It has now been found that considerable benefit can be obtained by blocking attachment sites of the lectin- carrying undesirable entities by means of innocuous or beneficial lectin-carrying entities, or lectins themselves, in order to deny the sites to the undesirable entities.
According to a first aspect of the present invention there is provided the use of a substantially non-toxic lectin or lectin-carrying entity in the manufacture of a medicament for the treatment or prevention of a disease or condition caused by undesirable entities capable of lectin-mediated binding to tissue.
Substantially non-toxic lectins are innocuous or beneficial to animal tissue, when compared with the toxic, harmful or other undesirable lectin or lectin- carrying entity whose attachment to tissue is sought to be prevented. This should not be taken to suggest that the only lectins which can be used in the invention are those which are free of side effects (although they are of course preferred) ; rather, any lectin or lectin- carrying entity can be used provided that, overall, the consequences of attachment to tissue are preferable to those resulting from the attachment of the microorganism or parasite.
Lectins suitable for use in this invention are generally of plant origin. They include those obtainable from
(particularly the bulbs of) plants of the families
Amaryllidacea , Lilaceae , Iridaceae and Alliaceae. Preferred members of the families Amaryllidaceae include
Galanthus and Narcissus spp. such as the snowdrop
(Galanthus nivalis) and narcissi (daffodils) in general.
Preferred members of the family Iridaceae include irises while those of the family Liliaceae (or Alliaceae) include Allium spp. such as garlic.
The precise lectin preferred for any particular application of the invention will depend on the microorganism or parasite whose attachment to tissue is
unwanted. The therapeutic (or prophylactic) lectin may compete with bacterial or other microorganism or parasite lectin for attachment to surface receptors on tissue, or it may cause the expression of surface receptors to change. Whatever the mechanism, the therapeutic lectin should be matched to the undesirable lectin, for example by reference to the sugars to which both of them can bind. Thus for example if an undesirable entity targets mannose or lactose, a mannose-specific or lactose- specific lectin can be used. Specificity of lectins can readily be matched by agglutination studies, which therefore provide a means for determining suitable lectins for use in the invention.
The mannose-specific Galanthus nivalis agglutinin (GNA) has been shown to bind to sites in the small intestine and is therefore a useful lectin for inclusion in the invention with the specific aim to be used for the prevention of mannose-specific lectin-carrying microorganisms, parasites or other harmful entities. In this way, mannose-specific E. coli poisoning can be prevented or controlled. GNA can be isolated from snowdrop bulbs by the method of Van Damme et al . (FEBS Letters 215 140-144 (1987)).
Other sugars (generally in the D-configuration) for which plant lectins have specificity include glucose, galactose, lactose, N-acetylamino-sugars such as N- acetylglucosamine, N-acetylgalactosamine and others, such as α-2,6-neuraminylgalactose. More than one sugar may be implicated in the binding of a lectin. The invention is not, at its broadest, limited to any particular sugar or combination of them.

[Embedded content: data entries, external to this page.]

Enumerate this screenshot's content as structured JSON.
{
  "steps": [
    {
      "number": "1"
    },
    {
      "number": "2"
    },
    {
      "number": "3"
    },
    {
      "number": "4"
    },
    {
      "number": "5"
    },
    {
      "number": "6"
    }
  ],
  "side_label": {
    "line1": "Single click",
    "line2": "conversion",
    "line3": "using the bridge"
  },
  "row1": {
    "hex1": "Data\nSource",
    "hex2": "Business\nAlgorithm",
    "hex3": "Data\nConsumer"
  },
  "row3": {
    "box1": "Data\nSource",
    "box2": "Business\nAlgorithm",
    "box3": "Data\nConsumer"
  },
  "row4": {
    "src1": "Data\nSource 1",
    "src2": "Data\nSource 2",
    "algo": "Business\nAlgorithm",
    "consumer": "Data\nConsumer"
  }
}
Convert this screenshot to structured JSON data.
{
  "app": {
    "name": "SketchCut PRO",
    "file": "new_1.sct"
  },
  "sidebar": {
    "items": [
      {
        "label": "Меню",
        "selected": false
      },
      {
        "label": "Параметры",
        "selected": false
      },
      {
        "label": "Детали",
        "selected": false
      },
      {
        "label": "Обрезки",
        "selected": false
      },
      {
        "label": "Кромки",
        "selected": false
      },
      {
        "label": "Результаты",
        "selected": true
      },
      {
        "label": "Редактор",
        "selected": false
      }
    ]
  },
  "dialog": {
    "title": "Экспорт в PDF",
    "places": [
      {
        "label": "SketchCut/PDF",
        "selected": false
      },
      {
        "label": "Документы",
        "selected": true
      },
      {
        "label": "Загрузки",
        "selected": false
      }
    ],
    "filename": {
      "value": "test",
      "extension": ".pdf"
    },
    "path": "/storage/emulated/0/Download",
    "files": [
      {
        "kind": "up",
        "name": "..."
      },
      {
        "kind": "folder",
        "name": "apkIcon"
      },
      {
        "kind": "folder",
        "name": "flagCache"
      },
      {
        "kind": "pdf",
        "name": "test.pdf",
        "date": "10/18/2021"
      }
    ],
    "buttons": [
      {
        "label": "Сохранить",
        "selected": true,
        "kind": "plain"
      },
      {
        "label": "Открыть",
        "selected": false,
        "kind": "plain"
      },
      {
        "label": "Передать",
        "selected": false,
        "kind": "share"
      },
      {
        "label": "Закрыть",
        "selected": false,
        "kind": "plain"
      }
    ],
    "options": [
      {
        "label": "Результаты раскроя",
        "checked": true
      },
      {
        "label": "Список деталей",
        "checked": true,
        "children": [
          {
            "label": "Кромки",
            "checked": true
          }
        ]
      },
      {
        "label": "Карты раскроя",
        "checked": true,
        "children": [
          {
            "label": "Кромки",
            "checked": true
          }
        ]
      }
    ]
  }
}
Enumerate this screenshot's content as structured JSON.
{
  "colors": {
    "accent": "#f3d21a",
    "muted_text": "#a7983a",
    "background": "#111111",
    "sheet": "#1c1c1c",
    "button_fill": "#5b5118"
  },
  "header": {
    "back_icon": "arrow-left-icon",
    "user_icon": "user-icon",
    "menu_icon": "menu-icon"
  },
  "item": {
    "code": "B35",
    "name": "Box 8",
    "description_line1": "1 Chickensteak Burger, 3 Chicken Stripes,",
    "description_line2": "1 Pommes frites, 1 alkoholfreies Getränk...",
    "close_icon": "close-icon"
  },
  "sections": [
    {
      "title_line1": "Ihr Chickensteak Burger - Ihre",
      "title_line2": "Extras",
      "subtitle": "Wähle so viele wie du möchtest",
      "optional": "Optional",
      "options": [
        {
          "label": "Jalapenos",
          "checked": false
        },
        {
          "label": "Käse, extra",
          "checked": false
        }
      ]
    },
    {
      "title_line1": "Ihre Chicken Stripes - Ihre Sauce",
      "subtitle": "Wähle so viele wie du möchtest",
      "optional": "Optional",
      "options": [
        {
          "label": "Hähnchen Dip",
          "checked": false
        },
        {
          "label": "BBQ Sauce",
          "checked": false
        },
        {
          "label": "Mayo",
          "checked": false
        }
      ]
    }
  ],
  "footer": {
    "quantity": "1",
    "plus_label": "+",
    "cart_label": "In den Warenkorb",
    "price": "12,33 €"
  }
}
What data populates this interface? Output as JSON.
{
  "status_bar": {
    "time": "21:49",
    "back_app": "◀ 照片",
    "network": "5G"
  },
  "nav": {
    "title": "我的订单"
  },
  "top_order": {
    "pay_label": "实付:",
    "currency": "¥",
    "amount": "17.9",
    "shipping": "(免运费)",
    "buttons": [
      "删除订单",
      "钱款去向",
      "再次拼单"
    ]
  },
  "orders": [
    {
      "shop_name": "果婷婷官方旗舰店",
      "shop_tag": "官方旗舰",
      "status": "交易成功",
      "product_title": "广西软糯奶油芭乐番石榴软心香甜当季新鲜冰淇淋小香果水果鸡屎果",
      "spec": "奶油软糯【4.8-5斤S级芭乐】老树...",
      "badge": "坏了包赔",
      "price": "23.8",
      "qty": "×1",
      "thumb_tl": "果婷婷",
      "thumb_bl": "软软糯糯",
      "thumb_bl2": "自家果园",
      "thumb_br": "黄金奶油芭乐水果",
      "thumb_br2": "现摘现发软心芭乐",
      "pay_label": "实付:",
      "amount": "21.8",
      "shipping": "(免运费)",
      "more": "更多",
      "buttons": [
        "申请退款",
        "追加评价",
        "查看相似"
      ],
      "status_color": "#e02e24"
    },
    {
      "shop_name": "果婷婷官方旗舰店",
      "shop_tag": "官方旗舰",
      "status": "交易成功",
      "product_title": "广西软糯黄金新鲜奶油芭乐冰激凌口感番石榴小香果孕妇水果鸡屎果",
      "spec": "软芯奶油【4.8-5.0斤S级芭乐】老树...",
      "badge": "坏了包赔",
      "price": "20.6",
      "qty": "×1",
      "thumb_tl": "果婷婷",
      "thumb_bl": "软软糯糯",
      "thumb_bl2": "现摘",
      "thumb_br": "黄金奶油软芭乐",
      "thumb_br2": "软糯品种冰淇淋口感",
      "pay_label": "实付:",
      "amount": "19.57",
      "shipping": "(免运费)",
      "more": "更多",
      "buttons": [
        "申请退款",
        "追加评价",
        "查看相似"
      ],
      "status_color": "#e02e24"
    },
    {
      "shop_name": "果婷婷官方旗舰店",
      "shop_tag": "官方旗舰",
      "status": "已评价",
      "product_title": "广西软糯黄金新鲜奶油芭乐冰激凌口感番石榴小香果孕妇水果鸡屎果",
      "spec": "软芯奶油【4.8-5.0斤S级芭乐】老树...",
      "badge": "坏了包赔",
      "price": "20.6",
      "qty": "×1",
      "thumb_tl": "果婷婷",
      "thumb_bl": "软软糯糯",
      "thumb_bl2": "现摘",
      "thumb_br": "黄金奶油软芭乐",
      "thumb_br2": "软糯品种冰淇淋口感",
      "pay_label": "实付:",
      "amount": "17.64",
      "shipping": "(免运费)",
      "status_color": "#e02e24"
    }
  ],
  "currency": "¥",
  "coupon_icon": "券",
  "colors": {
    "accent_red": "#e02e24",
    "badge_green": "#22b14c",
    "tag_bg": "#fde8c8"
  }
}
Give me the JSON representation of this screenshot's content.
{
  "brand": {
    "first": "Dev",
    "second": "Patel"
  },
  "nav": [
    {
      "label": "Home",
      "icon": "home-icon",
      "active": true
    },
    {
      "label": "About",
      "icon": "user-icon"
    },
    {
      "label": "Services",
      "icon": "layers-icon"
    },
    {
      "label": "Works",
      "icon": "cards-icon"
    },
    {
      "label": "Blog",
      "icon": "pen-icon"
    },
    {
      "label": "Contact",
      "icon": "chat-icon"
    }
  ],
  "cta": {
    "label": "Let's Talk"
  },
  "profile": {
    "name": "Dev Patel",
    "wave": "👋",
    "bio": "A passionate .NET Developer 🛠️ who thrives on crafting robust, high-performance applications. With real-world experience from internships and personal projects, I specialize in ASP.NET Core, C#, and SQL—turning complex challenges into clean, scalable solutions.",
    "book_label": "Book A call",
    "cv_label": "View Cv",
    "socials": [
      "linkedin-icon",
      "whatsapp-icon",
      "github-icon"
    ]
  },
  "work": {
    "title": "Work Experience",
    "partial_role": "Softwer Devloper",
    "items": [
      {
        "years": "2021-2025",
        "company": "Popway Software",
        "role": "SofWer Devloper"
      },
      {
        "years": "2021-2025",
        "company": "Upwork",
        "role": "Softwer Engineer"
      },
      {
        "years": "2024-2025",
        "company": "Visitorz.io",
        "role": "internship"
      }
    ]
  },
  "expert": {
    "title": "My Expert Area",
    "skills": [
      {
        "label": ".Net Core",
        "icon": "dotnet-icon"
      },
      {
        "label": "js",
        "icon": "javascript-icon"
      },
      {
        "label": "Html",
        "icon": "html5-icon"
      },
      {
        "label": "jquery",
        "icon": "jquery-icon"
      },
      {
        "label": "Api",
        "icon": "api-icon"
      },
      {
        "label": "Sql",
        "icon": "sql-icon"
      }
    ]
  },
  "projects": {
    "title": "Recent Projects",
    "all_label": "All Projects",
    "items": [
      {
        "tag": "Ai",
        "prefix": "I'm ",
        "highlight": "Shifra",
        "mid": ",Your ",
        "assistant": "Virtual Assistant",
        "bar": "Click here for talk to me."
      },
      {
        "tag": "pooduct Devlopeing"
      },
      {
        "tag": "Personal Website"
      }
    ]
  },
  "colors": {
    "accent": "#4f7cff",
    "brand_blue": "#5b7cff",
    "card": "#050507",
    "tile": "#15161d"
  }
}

Even though lectins are proteins or glycoproteins, some of them (including GNA) seem to survive passage through the gut almost quantitatively (Van Damme et al . , loc. cit. ) . Although others are less resistant to breakdown, with most plant lectins the survival rate might be at least 20% or more. This fact has implications for the formulation or presentation of lectins in the use of the invention. One implication is that the lectin may of course be administered orally, as will be discussed below. Secondly, there is usually no need to protect or carry the lectin being administered in any particular way to ensure that it survives passage through the gut; however, the provision of a suitable carrier or means of protection is not ruled out and may be desirable under certain circumstances, such as when the less gut-stable lectins are to be used. The therapeutic lectin may therefore be administered as a "lectin-carrying entity", which overall should have appropriate toxicity characteristics for the particular circumstances of use.
As indicated above, lectins of various specificities can be isolated from plants. However, the invention is not restricted to those lectins which have naturally been synthesised in a growing plant. For example, tissue culture may be used to produce suitable lectins. Further, recombinant DNA technology means that lectins can be produced in heterologous host cells and also enables the structure of lectins to be varied to suit particular circumstances. The use of synthetic lectins, whether or not corresponding to natural lectin, is not ruled out. Many natural lectins are available commercially, for example from Sigma Chemical Co. Ltd. , Poole, Dorset, United Kingdom.
The invention is useful in combatting the effects of lectin-carrying microorganisms, parasites and, generally, other undesirable organisms and entities. Frequently, the invention will be used to counter or prevent the effects of lectin-carrying bacteria.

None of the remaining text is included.